I will go back for a followup in three months. Or better yet, my old self will be going.

Monday, March 18, 2013

Reflection

It never fails.

Both of my jobs involve teaching and counseling with people. Of course, what I hope is that the people I work with come away from our conversations with some new insight or information that will be valuable for them. Or at least a reminder of something they'll hear differently this time and maybe remember.

What I know is that I usually do.

I recently spoke with a 20-year-old man who expressed bewilderment that a good woman had fallen in love with him. He had, he said, been doing drugs since he was 13. But he'd met her during his longest stretch of sobriety, when all sorts of things in his life were falling into place. Then he used again and screwed it all up.

What could she possibly have seen in him? he wondered.

I found myself saying something like this: It's so easy to see the "bad" things we do or think or say as reflecting our "real" selves. It's so hard to see that the good things reflect us as well, and maybe even more so. I'm not sure why our self-perception can get so scallywompus. But it can and often does.

I need to remember that.

Saturday, March 16, 2013

Out of the Mouths

Warning: Explicit language ahead. So sorry. But, well, it expresses the point I was trying to make so succinctly.

One topic we discuss in the class I teach at the jail is how we react when we're called on something and how our reaction affects what happens to us next. We talk mostly in the context of being on good terms with people in the workplace, about not getting fired. And, okay, a little in the context of how to avoid being put in the hole.

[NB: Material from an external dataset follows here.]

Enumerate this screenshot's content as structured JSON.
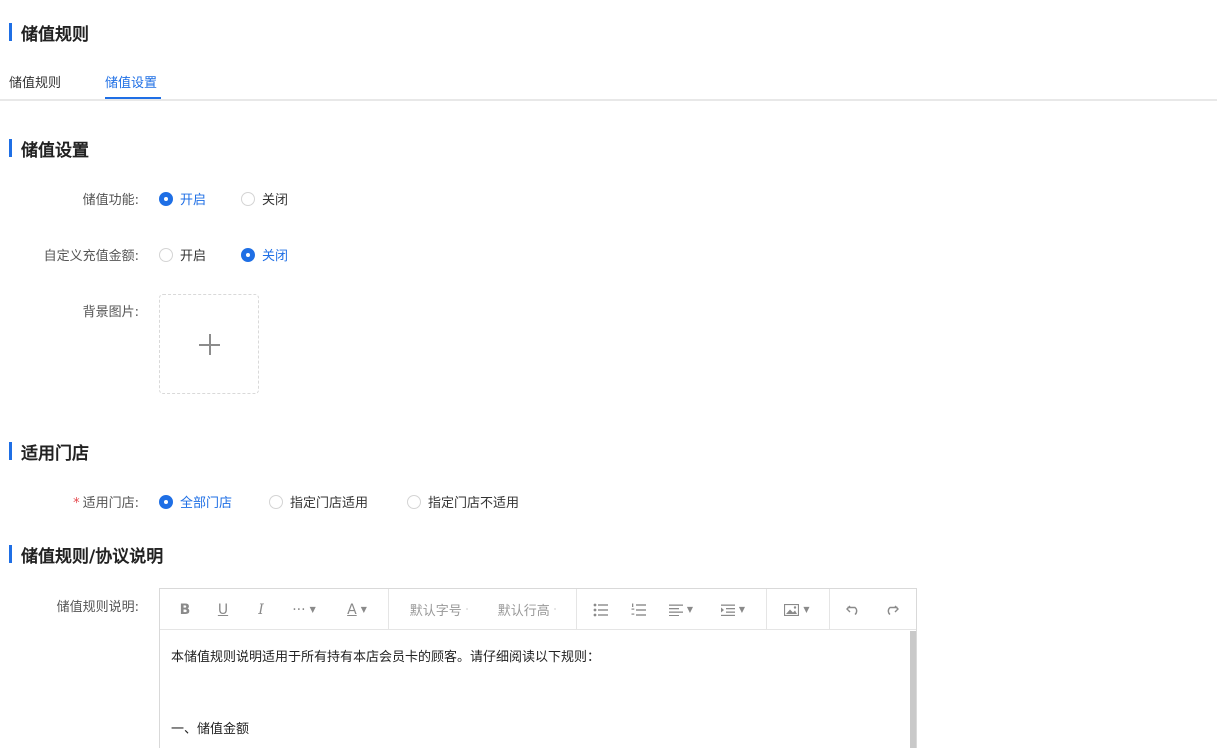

"Hey," said a student from the back of the classroom. "If someone gives me shit, I'm going to give them shit right back."

"And then what do you get?" I asked.

He shrugged and grinned, "More shit."

Boom.

Thursday, March 14, 2013

Tests

I've been more silent here on my blog than I've meant to be. I thought I would roar into 2013 with all of my plans. But mostly I've been tired. Deep-in-my-bones tired.

So tired, I actually went to see a doctor today.

That may not sound like a very big deal, but in the world inside my head it is a Very Big Deal. I rarely go to the doctor. I am seriously averse to being patronized when I report vague symptoms. Like fatigue.